Hacker News new | ask | show | jobs
by slackerIII 1480 days ago
The paper goes into a lot more details: https://arxiv.org/pdf/2205.05982.pdf
1 comments

I don’t see any mention in the paper of thermal clock throttling concerns, which can really neuter performance of tools that sustain use of AVX operations over a period of time. For the quick benchmarks presented in the paper, of course it will be faster. What if I’m continuously hammering my CPU with AVX operations? I expect it to severely downclock.
On Ice Lake Xeon the penalty for using the AVX-512 features on a single core is -100MHz. If we pessimistically use the slowest part Intel sells, that is a 5% performance penalty (2% on their fastest parts). The speedup from this work is 40-60% compared to AVX2. So you'd be a fool to take the side of the folk myth. AVX-512 works.
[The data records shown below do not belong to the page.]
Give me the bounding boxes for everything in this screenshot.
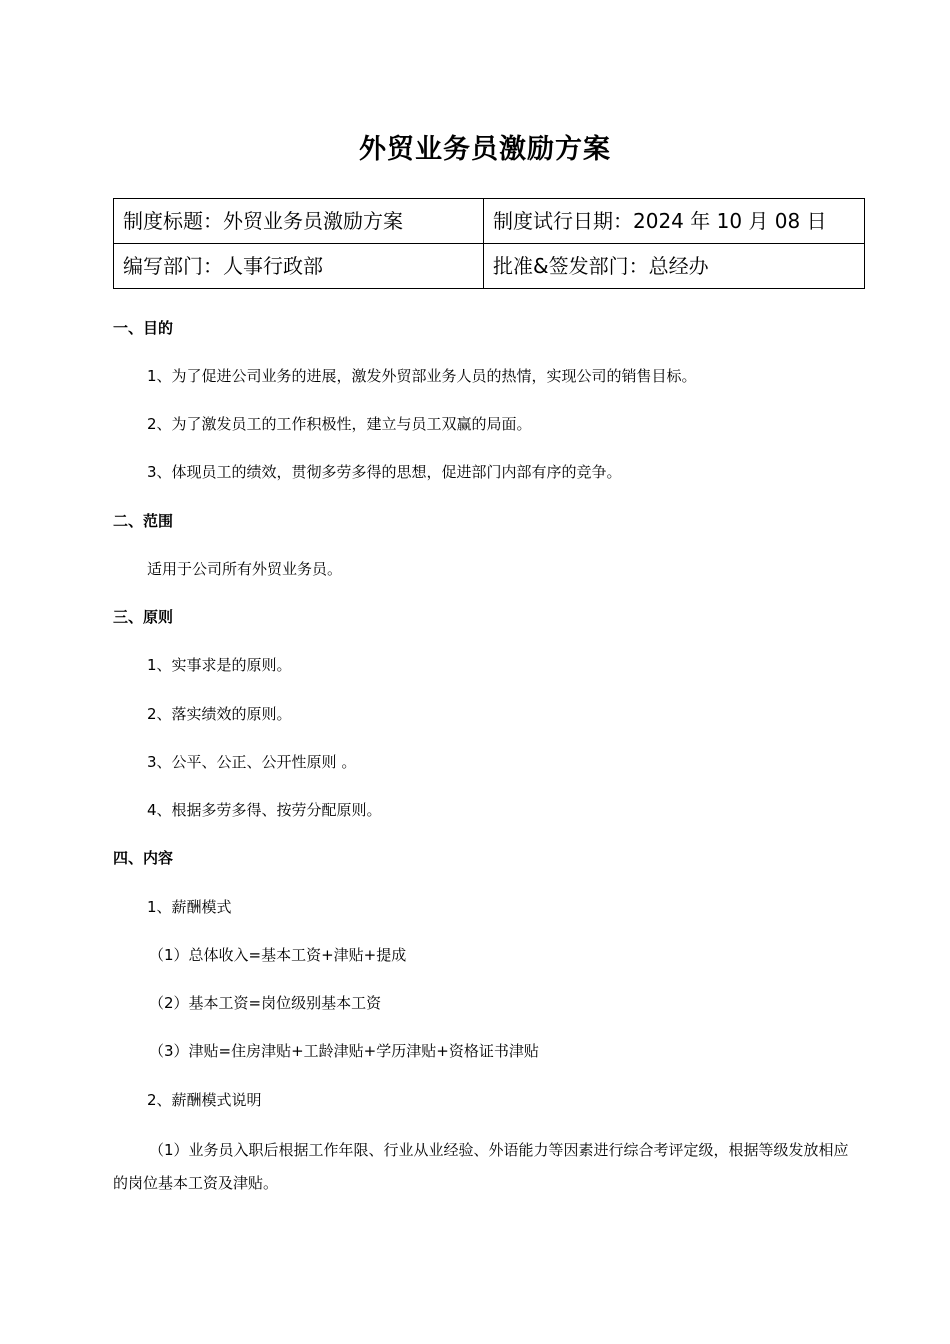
section-heading-principles: 三、原则 [113,608,174,626]
list-item: 2、为了激发员工的工作积极性，建立与员工双赢的局面。 [147,415,532,433]
author-dept-cell: 编写部门：人事行政部 [114,244,484,289]
list-item: 3、公平、公正、公开性原则 。 [147,753,357,771]
list-item: （2）基本工资=岗位级别基本工资 [149,994,382,1012]
subsection-label: 2、薪酬模式说明 [147,1091,262,1109]
list-item: 1、为了促进公司业务的进展，激发外贸部业务人员的热情，实现公司的销售目标。 [147,367,697,385]
section-heading-scope: 二、范围 [113,512,174,530]
paragraph: （1）业务员入职后根据工作年限、行业从业经验、外语能力等因素进行综合考评定级，根据等级发放相应的岗位基本工资及津贴。 [113,1141,849,1192]
list-item: 1、实事求是的原则。 [147,656,292,674]
subsection-label: 1、薪酬模式 [147,898,232,916]
approval-dept-cell: 批准&签发部门：总经办 [484,244,865,289]
info-row [114,199,865,244]
list-item: 2、落实绩效的原则。 [147,705,292,723]
list-item: 4、根据多劳多得、按劳分配原则。 [147,801,382,819]
info-row [114,244,865,289]
list-item: 3、体现员工的绩效，贯彻多劳多得的思想，促进部门内部有序的竞争。 [147,463,622,481]
info-table [113,198,865,289]
list-item: （1）总体收入=基本工资+津贴+提成 [149,946,407,964]
list-item: （3）津贴=住房津贴+工龄津贴+学历津贴+资格证书津贴 [149,1042,539,1060]
policy-title-cell: 制度标题：外贸业务员激励方案 [114,199,484,244]
trial-date-cell: 制度试行日期：2024 年 10 月 08 日 [484,199,865,244]
list-item: 适用于公司所有外贸业务员。 [147,560,343,578]
section-heading-purpose: 一、目的 [113,319,174,337]
document-title: 外贸业务员激励方案 [359,134,611,165]
section-heading-content: 四、内容 [113,849,174,867]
By the way the performance penalty for using AVX-512 on multiple cores when the multiple cores were already active is zero. There is no penalty in most server scenarios.

>On Ice Lake Xeon the penalty for using the AVX-512 features on a single core is -100MHz.

That is a penalty due to licensing [0], not thermal throttling. As I wrote elsewhere, I’ve seen my clockspeed get cut in half across all cores on a physical die when running AVX-heavy operations for a sustained period of time, due to thermal throttling.

[0] https://travisdowns.github.io/blog/2020/08/19/icl-avx512-fre...

The default AVX offset for Ice Lake is indeed only 100MHz (and it doesn't exist starting with Rocket Lake), but 512b SIMD instructions use a lot of power, and as a result generate a lot of heat - so they certainly can cause thermal throttling or throttling due to power limits
It's the transition that kills you. Are you doing this full time?
My full-time thing is more search-y and takes tens of milliseconds so I'm not really sweating power state transitions that take a few micros.
That might be an interesting benchmark, but assuming good cooling isn't exactly unreasonable either.
In datacenter blade servers (i.e. on a cloud VM), I’ve noticed up to 50% downclocking due to thermal throttling when running sustained frequent AVX operations.

I’m sure an exotic watercooled setup will fare much better, but those aren’t generally what we run in production.

My laptop has been throttling itself for a while, I recently discovered. I had been trying to benchmark some code changes and have given up and am letting the CI machine run them, because my numbers are all over the place and go down with each run.
One option would be to go into BIOS and see if there's some way of just locking your CPU to one of the lower clock speeds. This will give lower benchmarking numbers of course, but at least they should be fairly stable. (in Linux, it also often possible to tinker with frequencies while the system is running).

Even on a desktop this sort of thing is sometimes necessary, for example my CPU has different clock speeds depending on how many processors are running, so I have to lock it to the all-core clock if I want to see proper parallel speedups.

This might be annoying for day-to-day usage (although, CPUs really are insanely performant nowadays so maybe it will not be too bad).